Reasonableness versus crockery-smashing
George Osborne rubbished the previous witness, Gordon Brown, as a “fantasist” for imagining some sort of Tory/News International conspiracy over BSkyB. How could there really have been a “cunning plan,” he mocked, to put Vince Cable in office at BIS, get him into trouble with a Telegraph sting, and then engineer his replacement by Jeremy Hunt?
That, to be fair to Gordon Brown, wasn’t quite what the former PM was saying. He was suggesting that there was a grand deal over all the rest of the 2009 News Corp/Murdoch shopping list and implying that the Tories and the Murdochs were so in bed together that the BSkyB bid slotted in later to that cosy relationship.
In general, George Osborne is, like virtually all the political witnesses there have been at this inquiry, keeping it low key and not setting fire to the furniture. If the political witnesses to Leveson divide into two schools of appraoch – the Blair and Brown schools, seminar/reasonableness school versus crockery-smashing/conviction school – George Osborne’s appearance belongs strongly in the former camp.
George Osborne told the Leveson inquiry that the blurring of the line between comment and fact in newspapers was probabaly too difficult to police – even though newspapers, under the PCC guidance, are meant to keep the two separated. His general remarks were the closest to the main newspapers’ own beliefs since Michael Gove gave his evidence. Maybe it will help to thaw some of the cooling coverage he’s been getting from some papers since the budget.

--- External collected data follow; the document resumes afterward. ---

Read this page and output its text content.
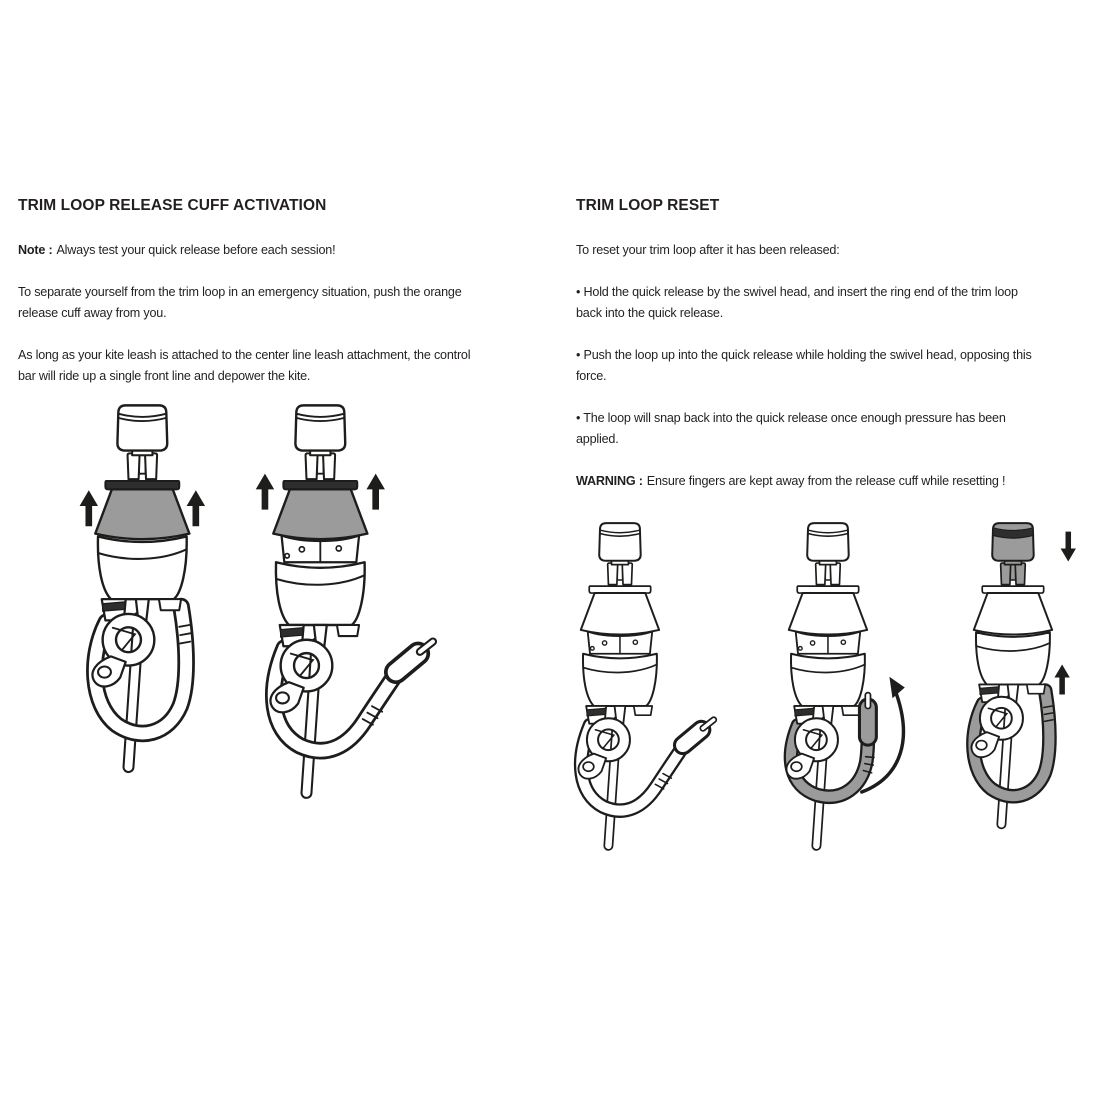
TRIM LOOP RELEASE CUFF ACTIVATION

Note : Always test your quick release before each session!

To separate yourself from the trim loop in an emergency situation, push the orange
release cuff away from you.

As long as your kite leash is attached to the center line leash attachment, the control
bar will ride up a single front line and depower the kite.

TRIM LOOP RESET

To reset your trim loop after it has been released:

• Hold the quick release by the swivel head, and insert the ring end of the trim loop
back into the quick release.

• Push the loop up into the quick release while holding the swivel head, opposing this
force.

• The loop will snap back into the quick release once enough pressure has been
applied.

WARNING : Ensure fingers are kept away from the release cuff while resetting !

George Osborne revealed that he effectively signed up to Vince Cable’s view, caught when he was recorded talking to reporters posing as constituents in December 2010, that he had a nuclear option when it came to the Coalition – if he resigned, it might bring the Coalition down. Mr Osborne said that when the PM met with him and others on the day the story broke about Vince Cable’s recorded comments, the Chancellor said at that meeting he was “concerned about the Coalition and the unity of the government” if Vince Cable had to resign and he was keen to avoid that.